Laki Vingas ile söyleşi:
“İşte bu kadar hukuksuz bir düzen!”
Devletin el koymuş olduğu vakıf mallarının iadesi 2003 ve 2008’de yapılan yasal düzenlemelerle mümkün hale geldi. Yasaya 2011 bir ek yapılarak 1936 beyannamesinde kayıtlı olup “sahip” bölümü açık olan tüm taşınmazların tapu kayıtlarındaki haklarıyla birlikte cemaat vakıflarına iadesinin ve üçüncü şahıslara geçmiş olanlar için tazminat ödenmesinin yolu açıldı. Ancak Kamp Armen örneği gösteriyor ki bu düzenleme de sorunu çözmüyor. Çünkü 1974’te Yargıtay’ın verdiği kararın ardından, vakıfların satın aldığı malların satışı iptal edilerek sahibine geri verilmiş ve bu kişiler bu malları başka şahıslara satmış oluyor. Yasa Kamp Armen’i de içeren bu tür vakıf malları için bir düzenleme öngörmüyor. Sorunun kökenini ve çözümünü, 2008’de yapılan düzenleme ile oluşturulan Vakıflar Genel Meclisi’nde Azınlık Vakıfları’nı iki dönem boyunca temsil eden Laki Vingas ile konuştuk.
Arife Köse: Yeni Vakıflar Kanunu kapsamında 2008’de kurulan Vakıflar Meclisi’nde Azınlık Vakıfları Temsilciliği görevini ilk yürüten kişisiniz oldunuz.

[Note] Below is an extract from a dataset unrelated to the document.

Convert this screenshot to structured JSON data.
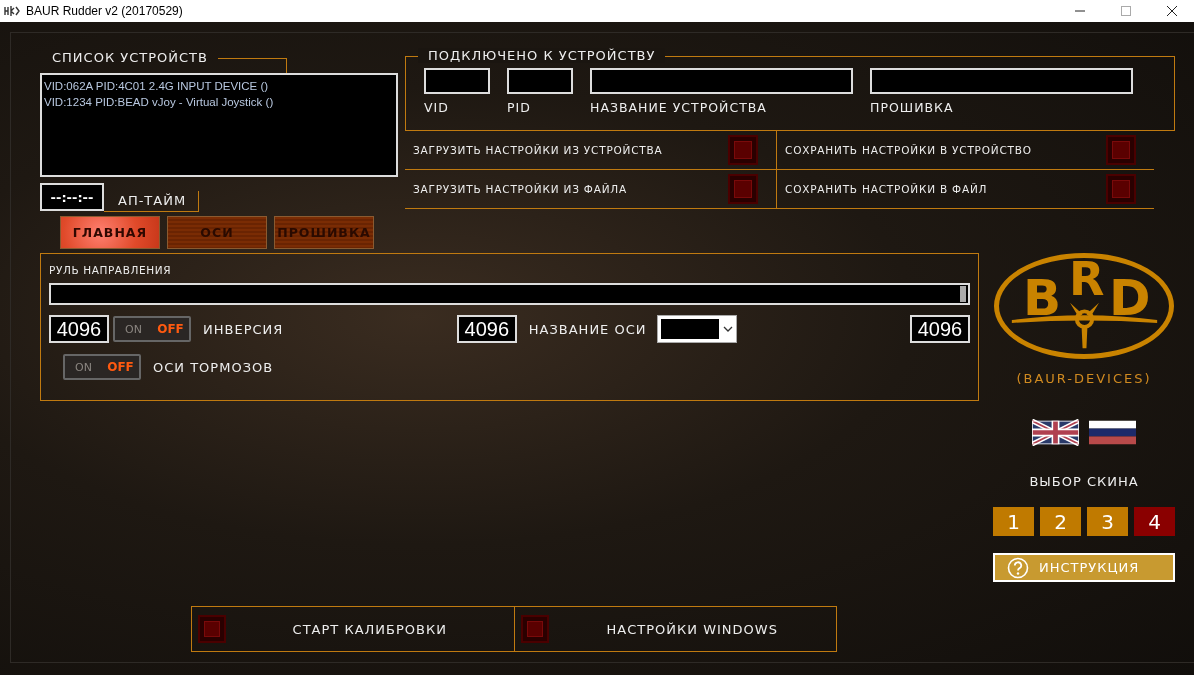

Vakıflar Genel Müdürlüğü’nden başlayalım isterseniz. Nedir bu Müdürlük?
Laki Vingas: Vakıflar Genel Müdürlüğü (VGM), Cumhuriyet döneminde yeni ilkeler çerçevesinde kurulan ve doğrudan Başbakanlığa bağlı bir kurum. Halen VGM tarafından mazbut vakıflar olarak tanımlanan ve yönetilen 50.000 civarında vakıf var.
Diyanet Başkanlığı ile aynı dönemde kurulan VGM, Osmanlı’dan Cumhuriyet dönemine geçişi simgeleyen en çarpıcı kurumlardan biri. Kısacası, din yönetimi Diyanet’e, mülk yönetimi de VGM’ye aktarılmıştır.
Osmanlıdan günümüze gelen tüm vakıfların vakfiyeleri, yani bir çeşit tüzükleri mevcuttur. Allah adına kurulan bu vakıflar zamanın şartlarında hayır yapmak isteyenlerin en büyük teminatı olmuştur.
Gelelim azınlık veya şimdiki tabiriyle öteki dinlerin mensuplarına ait olan Cemaat Vakıflarına.
Bunlar, aynı fikirle, aynı hareket noktasıyla kurulmuş vakıflar değildir. Kuruluş felsefeleri hayır işleri olabilir, ancak kuruluş şekilleri, gelenekleri, ait oldukları toplumların anlayışına göre şekillenmiş olması gerekiyorken rızaları olmadan bir siteme entegre olmak zorunda bırakılmışlar.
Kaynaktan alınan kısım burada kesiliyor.